ISTOÉ – A sra. acha que a criação de leis específicas para o homossexual garantiria que ele fosse reconhecido perante a lei como cidadão?
Sylvia Mendonça do Amaral

Essas leis servem mais para conscientizar a sociedade do que para beneficiar o homossexual. Mas, na minha opinião, não teria necessidade de estar escrito na Constituição que os homossexuais têm direito de criar um núcleo familiar, sendo que está na própria lei que todos são iguais e têm os mesmos direitos.

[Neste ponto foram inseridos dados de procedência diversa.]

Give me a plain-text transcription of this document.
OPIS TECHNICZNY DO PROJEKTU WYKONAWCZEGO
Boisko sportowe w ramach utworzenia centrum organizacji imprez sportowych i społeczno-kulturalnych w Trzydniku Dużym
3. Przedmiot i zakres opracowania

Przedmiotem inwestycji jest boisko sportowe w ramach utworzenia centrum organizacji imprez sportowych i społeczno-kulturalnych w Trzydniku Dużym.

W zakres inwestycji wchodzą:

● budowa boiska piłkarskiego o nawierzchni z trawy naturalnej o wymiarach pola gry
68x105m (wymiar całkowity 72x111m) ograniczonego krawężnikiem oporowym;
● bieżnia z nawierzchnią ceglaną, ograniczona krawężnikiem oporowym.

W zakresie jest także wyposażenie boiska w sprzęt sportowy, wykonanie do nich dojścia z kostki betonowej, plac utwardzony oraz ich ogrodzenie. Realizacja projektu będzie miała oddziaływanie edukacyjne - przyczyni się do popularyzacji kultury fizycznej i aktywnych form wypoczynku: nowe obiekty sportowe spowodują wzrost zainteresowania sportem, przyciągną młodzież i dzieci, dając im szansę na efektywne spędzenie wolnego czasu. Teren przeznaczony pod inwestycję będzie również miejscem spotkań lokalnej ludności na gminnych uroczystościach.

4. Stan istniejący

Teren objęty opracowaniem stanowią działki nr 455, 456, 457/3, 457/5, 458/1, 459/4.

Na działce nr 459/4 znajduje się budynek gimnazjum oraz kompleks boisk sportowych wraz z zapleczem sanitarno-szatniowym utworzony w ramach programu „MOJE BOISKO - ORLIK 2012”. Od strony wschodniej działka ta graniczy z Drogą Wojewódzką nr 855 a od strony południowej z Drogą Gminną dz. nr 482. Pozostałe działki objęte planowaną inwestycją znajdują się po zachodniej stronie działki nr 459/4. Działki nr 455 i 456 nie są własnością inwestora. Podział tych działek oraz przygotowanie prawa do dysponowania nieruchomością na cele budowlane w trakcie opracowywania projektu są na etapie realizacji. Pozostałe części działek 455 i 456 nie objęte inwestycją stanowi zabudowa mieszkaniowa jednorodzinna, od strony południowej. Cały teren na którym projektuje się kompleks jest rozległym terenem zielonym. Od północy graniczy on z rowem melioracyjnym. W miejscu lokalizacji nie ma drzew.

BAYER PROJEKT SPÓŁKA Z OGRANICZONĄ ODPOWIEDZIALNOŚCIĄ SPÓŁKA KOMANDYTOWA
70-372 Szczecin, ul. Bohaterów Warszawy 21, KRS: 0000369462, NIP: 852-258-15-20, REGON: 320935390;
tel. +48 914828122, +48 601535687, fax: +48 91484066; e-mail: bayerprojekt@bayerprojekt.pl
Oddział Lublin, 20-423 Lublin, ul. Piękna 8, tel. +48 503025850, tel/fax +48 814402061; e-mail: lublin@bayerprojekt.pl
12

ISTOÉ – A sra. afirma em seu livro que o Brasil ocupa uma posição intermediária em relação aos direitos homossexuais se comparado a países mais liberais, como Holanda e Dinamarca, ou a mais conservadores, como os países muçulmanos. O que a sra. entende como intermediário?
Sylvia Mendonça do Amaral

Quando falo em posição intermediária é o seguinte: a gente não tem leis reconhecendo como união estável essa parceria entre pessoas do mesmo sexo. A Argentina tem parceria civil. A Holanda é mais avançada e tem praticamente assegurado todos os direitos dos homossexuais. No extremo oposto estão os países muçulmanos, onde as relações homossexuais são proibidas. No Brasil não há leis específicas, mas temos decisões mais favoráveis. É bem a coisa do jeitinho brasileiro, de meio-termo, que trabalha com brechas na lei.

ISTOÉ – E os políticos em relação a essas questões? Os homossexuais estão representados no Congresso?
Sylvia Mendonça do Amaral

Acho que o projeto da Marta Suplicy ainda não foi aprovado por uma pressão contrária dos políticos. É só pensar no que dá voto. Ao aprovar um projeto como o da união civil entre homossexuais, agrada-se a uma parcela da população, mas contraria uma parte conservadora, que é muito maior. Leis polêmicas só servem para afastar a opinião pública. Então a lei fica engavetada mais um ano. Por isso que as mudanças virão dos tribunais. Se não acontecer uma pressão intensa do Judiciário, a lei fica muito mais tempo parada.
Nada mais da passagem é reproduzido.